In the late 1960s, Travers and Milgram conducted an experiment in which randomly selected individuals in Boston, Massachusetts, and Omaha, Nebraska, were asked to direct letters to a target person in Boston, each forwarding his or her letter to a single acquaintance whom they judged to be closer than themselves to the target. Subsequent recipients did the same. The average length of the acquaintance chains for the letters that eventually reached the target was about six.

Modeling

  • Prior works to explain the searchability in social network
  1. a network that possesses a certain fraction of hubs [highly connected nodes which, once reached, can distribute messages to all parts of the network]
  2. a network that is built upon an underlying geometric lattice that acts as a proxy for "social space"
  • Proposed model following six contentions about social network
  1. Individuals in social networks are endowed not only with network ties, but identities
  2. Individuals break down, or partition, the world hierarchically into a series of layers, where the top layer accounts for the entire world and each successively deeper layer represents a cognitive division into a greater number of increasingly specific groups.
  3. Group membership, in addition to defining individual identity, is a primary basis for social interaction (10, 11) and therefore acquaintanceship.
  4. Individuals hierarchically partition the social world in more than one way (for example, by geography and by occupation).
  5. On the basis of their perceived similarity with other nodes, individuals construct a measure of "social distance", which is defined as the minimum ultrametric distance over all dimensions between two nodes.
  6. Individuals forward a message to a single neighbor given only local information about the network.
  • The stochastic process is then defined to capture the contentions by introducing parameters, probabilities, distances, and other related modeling elements.
  1. Similarity x_ij between individuals i and j as the height of their lowest common ancestor level in the resulting hierarchy, setting x_ij = 1 if i and j belong to the same group.
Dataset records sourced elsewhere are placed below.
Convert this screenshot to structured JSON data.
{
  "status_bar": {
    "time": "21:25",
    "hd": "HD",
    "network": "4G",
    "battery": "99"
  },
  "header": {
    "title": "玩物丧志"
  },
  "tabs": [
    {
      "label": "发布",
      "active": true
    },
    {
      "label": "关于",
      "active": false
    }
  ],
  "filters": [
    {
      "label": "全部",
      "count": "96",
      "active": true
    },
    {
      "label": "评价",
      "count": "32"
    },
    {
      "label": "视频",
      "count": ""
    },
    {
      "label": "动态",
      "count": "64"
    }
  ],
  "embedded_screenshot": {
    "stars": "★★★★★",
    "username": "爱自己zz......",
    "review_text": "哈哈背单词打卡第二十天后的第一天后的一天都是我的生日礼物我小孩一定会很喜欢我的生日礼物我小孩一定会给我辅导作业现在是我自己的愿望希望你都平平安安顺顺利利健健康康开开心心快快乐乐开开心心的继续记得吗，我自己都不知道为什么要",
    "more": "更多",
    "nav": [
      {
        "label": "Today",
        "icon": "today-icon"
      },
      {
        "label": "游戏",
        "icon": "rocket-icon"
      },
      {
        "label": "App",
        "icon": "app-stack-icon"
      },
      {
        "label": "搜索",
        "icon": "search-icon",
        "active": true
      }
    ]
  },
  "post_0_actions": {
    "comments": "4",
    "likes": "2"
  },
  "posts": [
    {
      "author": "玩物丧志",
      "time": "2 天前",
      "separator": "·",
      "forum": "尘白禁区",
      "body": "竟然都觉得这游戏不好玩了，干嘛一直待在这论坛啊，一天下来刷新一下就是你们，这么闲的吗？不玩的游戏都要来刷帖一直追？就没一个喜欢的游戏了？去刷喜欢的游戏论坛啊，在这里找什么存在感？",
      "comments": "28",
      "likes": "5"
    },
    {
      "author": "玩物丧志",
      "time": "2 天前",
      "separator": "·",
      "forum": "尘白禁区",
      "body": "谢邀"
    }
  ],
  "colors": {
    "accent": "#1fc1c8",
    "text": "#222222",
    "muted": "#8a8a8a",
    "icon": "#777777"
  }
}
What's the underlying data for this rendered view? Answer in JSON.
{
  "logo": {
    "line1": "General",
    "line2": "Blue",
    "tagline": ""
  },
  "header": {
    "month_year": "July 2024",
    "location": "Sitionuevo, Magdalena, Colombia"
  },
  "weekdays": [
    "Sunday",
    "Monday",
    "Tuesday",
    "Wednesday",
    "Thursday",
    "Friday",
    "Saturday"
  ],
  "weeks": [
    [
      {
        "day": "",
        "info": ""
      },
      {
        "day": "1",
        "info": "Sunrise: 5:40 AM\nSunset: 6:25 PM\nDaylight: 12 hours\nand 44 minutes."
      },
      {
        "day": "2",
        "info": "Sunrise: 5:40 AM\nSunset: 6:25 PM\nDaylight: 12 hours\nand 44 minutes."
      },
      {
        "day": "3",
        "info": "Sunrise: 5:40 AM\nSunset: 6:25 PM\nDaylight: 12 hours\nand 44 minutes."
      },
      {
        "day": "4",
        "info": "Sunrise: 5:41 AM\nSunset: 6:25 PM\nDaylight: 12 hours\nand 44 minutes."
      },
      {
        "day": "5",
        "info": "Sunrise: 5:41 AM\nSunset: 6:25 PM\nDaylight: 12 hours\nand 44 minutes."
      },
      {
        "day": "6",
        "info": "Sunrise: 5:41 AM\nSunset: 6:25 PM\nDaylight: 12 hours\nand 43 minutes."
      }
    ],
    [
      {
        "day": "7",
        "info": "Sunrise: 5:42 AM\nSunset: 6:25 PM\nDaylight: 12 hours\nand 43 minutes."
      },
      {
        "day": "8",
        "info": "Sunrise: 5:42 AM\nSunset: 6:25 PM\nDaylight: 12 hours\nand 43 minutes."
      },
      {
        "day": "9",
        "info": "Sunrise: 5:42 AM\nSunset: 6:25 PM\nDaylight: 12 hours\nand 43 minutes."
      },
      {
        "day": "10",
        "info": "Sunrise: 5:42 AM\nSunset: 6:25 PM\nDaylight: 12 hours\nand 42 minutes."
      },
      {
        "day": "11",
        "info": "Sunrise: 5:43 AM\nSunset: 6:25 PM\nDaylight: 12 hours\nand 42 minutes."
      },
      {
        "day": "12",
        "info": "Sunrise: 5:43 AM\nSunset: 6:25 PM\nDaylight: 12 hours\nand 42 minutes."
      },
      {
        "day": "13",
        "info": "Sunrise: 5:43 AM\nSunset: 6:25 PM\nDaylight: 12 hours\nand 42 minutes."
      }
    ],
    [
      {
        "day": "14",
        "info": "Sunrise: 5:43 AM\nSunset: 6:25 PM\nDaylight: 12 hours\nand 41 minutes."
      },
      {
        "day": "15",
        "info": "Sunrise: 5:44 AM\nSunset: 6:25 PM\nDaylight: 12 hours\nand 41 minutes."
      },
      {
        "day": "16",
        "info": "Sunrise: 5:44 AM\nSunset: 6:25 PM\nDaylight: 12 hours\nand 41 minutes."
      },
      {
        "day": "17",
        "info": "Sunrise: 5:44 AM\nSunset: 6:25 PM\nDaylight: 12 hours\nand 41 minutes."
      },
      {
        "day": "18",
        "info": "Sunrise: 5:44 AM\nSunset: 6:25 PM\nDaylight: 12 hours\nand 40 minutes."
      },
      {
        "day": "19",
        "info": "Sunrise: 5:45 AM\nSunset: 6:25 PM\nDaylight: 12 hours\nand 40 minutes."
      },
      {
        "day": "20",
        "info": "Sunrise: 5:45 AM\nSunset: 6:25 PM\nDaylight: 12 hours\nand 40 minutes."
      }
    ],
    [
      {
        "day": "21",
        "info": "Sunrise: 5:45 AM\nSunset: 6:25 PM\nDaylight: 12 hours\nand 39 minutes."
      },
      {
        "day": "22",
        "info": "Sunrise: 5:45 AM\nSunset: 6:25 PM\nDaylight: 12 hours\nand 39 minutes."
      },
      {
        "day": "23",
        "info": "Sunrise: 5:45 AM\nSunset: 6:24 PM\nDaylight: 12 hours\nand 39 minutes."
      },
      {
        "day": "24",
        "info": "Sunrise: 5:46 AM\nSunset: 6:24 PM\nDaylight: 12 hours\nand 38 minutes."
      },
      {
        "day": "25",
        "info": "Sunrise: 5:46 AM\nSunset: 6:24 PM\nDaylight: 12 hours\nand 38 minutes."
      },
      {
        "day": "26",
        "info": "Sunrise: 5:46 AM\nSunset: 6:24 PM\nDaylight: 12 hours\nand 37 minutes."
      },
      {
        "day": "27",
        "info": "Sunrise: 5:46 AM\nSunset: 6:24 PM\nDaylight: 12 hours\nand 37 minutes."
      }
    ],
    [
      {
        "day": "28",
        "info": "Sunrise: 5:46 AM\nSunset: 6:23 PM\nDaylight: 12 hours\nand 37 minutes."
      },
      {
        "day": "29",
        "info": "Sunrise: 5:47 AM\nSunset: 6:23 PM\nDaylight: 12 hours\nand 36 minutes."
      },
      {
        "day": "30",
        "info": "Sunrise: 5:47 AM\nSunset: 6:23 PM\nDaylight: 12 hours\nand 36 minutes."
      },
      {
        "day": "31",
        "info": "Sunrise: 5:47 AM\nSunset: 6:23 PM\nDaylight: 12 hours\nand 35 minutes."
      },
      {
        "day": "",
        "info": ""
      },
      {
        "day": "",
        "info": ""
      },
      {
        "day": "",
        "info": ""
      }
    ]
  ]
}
The hierarchy is fully characterized by depth l and constant branching ratio b.
  2. Choosing an individual i at random and a link distance x with probability p(x) = cexp[-ax], where a is a tunable parameter and c is a normalizing constant.
  3. A node's identity is then defined as an H-dimensional coordinate vector, and Each node i is randomly assigned a coordinate in each of H dimensions.
  4. "Social distance" yij is defined as the minimum ultrametric distance over all dimensions between two nodes i and j.

Results

  1. Almost all searchable networks display a > 0 and H > 1, consistent with the notion that individuals are essentially homophilous (that is, they associate preferentially with like individuals) but judge similarity along more than one social dimension.
  2. Although increasing the number of independent dimensions from H = 1 yields a dramatic reduction in delivery time for values of a > 0, this improvement is gradually lost as H is increased further.
  3. By introducing parameter choices that are consistent with Milgram's experiment (N = 10^8, p = 0.25), as well as with subsequent empirical findings (z = 300, H = 2), it is able to compare the distribution of chain lengths in the proposed model with that of Travers and Milgram for plausible values of a and b.

Further thoughts & Study Plan

Papers you may want to read to understand this paper.

  • J. Travers, S. Milgram, Sociometry 32, 425 (1969).
  1. To fully understand the background the problem and resolve some concern about the experiment, e.g., what about the rest 80% letters that didn't reach the destination. If we waited for several more days, would the number of arrived letters go up? Doesn't it mean the actual average number of hops should be greater than 6?
  • Try to investigate the paper that cite this paper to see if any real world experiments have been conducted or real world applications have been invented based on the model.
  1. The experiment is easy to reimplement and reproduce, so to better understand the mechanism, it is a good idea to write a piece of matlab code to observe if we could obtain a similar result.
  2. A major concern about the problem is there is no real world experiment conducted on either traditional social network or virtual social network, except a simulation experiment.